Transform a fitted exponential curve in an exponetial distribution

Question

I am not a mathematician, but I want to do this:

Let us suppose to have some data exponential distributed in an interval $[a,b]$, I want to find the exponential distribution of this data and the mean. I polyfitted the data with NumPy in order to get two parameters, let us call $c_0$ and $c_1$.

Now the curve that describes the data is $f_1(x) = e^{c_1}*e^{c_0x}$. The data grow increasing x, while in the exponential distribution, there is decay, so I consider $f_1(-x)$. Now I have $f_2(x) = e^{c_1}*e^{-c_0x}$.

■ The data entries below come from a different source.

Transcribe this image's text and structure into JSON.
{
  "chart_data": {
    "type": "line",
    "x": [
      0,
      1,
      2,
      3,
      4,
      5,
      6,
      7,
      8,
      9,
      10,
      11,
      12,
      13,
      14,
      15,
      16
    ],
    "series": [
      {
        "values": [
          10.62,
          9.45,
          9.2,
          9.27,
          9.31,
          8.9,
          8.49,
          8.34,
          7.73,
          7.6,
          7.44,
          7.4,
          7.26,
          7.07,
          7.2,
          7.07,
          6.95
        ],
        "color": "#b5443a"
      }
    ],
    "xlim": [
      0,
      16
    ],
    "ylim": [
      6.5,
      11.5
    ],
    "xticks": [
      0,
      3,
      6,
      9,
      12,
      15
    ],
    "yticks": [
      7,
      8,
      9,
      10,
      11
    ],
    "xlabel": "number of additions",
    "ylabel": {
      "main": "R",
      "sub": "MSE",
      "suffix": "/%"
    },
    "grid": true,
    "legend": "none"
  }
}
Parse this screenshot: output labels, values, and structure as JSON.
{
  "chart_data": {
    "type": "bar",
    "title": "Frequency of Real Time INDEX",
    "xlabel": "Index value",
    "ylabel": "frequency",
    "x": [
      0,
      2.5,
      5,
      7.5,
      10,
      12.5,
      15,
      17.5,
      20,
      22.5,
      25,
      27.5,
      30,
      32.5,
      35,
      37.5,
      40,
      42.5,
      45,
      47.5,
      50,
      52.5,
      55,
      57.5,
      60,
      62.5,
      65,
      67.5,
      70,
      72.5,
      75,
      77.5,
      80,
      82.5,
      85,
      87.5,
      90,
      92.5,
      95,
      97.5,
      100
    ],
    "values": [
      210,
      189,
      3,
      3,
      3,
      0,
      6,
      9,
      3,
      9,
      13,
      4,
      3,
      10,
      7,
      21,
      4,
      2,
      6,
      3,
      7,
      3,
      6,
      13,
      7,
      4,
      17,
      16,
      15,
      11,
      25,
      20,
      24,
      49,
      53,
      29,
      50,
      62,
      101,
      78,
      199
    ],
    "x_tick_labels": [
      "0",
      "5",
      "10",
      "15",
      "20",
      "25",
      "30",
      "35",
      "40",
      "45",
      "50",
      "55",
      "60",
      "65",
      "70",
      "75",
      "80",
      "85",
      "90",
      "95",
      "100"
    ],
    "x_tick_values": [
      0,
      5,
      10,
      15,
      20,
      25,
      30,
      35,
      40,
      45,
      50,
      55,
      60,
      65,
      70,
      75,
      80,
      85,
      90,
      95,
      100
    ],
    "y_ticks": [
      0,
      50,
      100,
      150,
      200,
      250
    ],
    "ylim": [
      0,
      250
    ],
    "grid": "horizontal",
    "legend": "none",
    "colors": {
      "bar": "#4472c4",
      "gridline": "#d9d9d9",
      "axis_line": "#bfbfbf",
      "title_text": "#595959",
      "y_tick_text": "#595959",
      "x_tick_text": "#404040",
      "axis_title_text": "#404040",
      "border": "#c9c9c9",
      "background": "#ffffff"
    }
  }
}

To be a distribution, I need that the integral $\int_{a}^{b} f_2(x) \,dx=1$. So I divide the function for this integral. Now I have the $f_3= \frac{f_2}{\int_{a}^{b} f_2(x) \,dx}$. I computed the integral in Wolfram Alpha and I tried to apply a little bit of algebra to derive a form like $ f_3 = \lambda*e^{-\lambda x}$ in order to get the mean $\frac{1}{\lambda}$, but I didn't succeed. The idea is to get the mean of the data knowing that they are exponentially distributed. To do this I tried to get an exponential distribution to describe my data without success

Can someone help?

Answer 1

I'm not entirely sure what you have done and you want to do. But here's some remarks:

1. You have somehow obtained the function $f_2(x) = e^{c_1}e^{-c_0 x}$. You say you want this because it is exponential: problem is that it is not. We may want to compute $c_1$ such that the resuting function is the exponential distribution (which is for $c_1 = \log c_0$)
2. an exponential distribution has support $[0,\infty)$ which means that if you rstrict to $[a,b]$ the resulting distribution is not exponentially distributed
3. I don't understnd why you want so desperately to have an exponential: is it just because you know an easy way to say what its mean is? We can simpy compute the mean of you r.v. distributed according to your $f_3$ by using the definition of mean: assume $X$ has density given by $f_3$ then its mean is: $$ \mathbb{E}[X] := \int_{a}^{b} xf_3(x) dx $$